Como consequência de anos de política de direita, as estruturas públicas perderam trabalhadores, meios e competências, foram afastadas da gestão das albufeiras, todas concessionadas a entidades privadas ou de direito privado a quem se delegou competências de administração. Não podemos desligar estas opções dos problemas que têm vindo a público, com o não cumprimento de caudais ecológicos dos rios. Nos últimos anos agravaram-se problemas decorrentes de transferência de água (com particular ênfase para os empreendimentos espanhóis/transvases), assim como má gestão ou gestão concentrada na obtenção de lucro nas barragens de produção energética, agravando problemas de poluição e de perda de qualidade da água. Agravaram-se os problemas, sendo que as estruturas públicas perderam capacidade de assegurar a gestão, a planificação e até a monitorização de protocolos internacionais.
Bem comum
Sucessivos governos têm adiado investimentos – barragens, albufeiras, obras hidroagrícolas – indispensáveis à captação das águas de superfície para assegurar o abastecimento regular, para facilitar a reposição dos lençóis freáticos e para assegurar os caudais ecológicos essenciais à salvaguarda ambiental, garantindo a fruição dos direitos de todos os cidadãos, a adequada utilização da água no sistema produtivo e a qualidade das suas funções ecológicas e ambientais.
Para o PCP a gestão e administração dos recursos hídricos, do domínio público hídrico têm que ser exercidas por administração directa das autarquias ou do Estado central e a mercantilização da água tem que ser proibida. Na proposta do PCP de Lei de Bases da Água está definida a necessidade de estabelecer critérios sobre a hierarquização dos usos, de modo a garantir que, quando escasseia a água, esteja definido onde se poupa e onde não pode faltar. Para tudo isto é necessário que exista uma administração pública com meios, capaz de planear, monitorizar e actuar e exista também investimento público em instrumentos físicos de reserva e controlo, com ênfase para as barragens e albufeiras, assim como administração dos aquíferos subterrâneos.

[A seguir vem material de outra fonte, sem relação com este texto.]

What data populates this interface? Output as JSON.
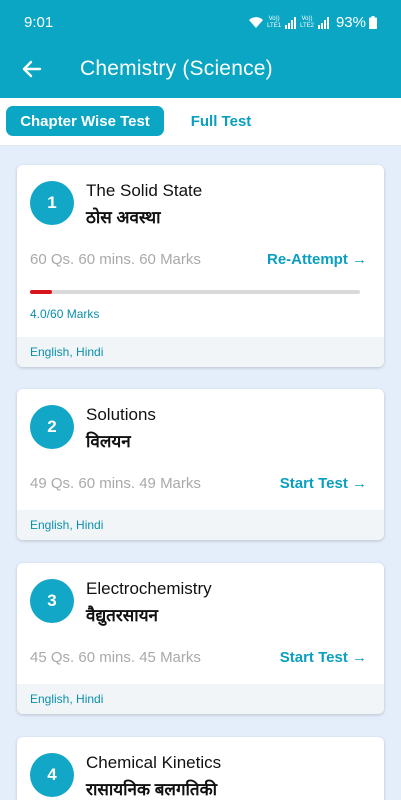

Como se diz na proposta de Lei de bases do Ambiente do PCP: «O uso da água não pode ser tratado na perspectiva da sua apropriação nem do seu comércio, mas como a participação num fluxo em harmonia de processos dinâmicos, com dimensão no tempo e no espaço determinando transformações permanentes e interligadas. Não há lugar a individualismo, nem a competição, nem à procura de mais-valias de curto prazo. A menos que se queira agravar as iniquidades actuais e hipotecar o futuro».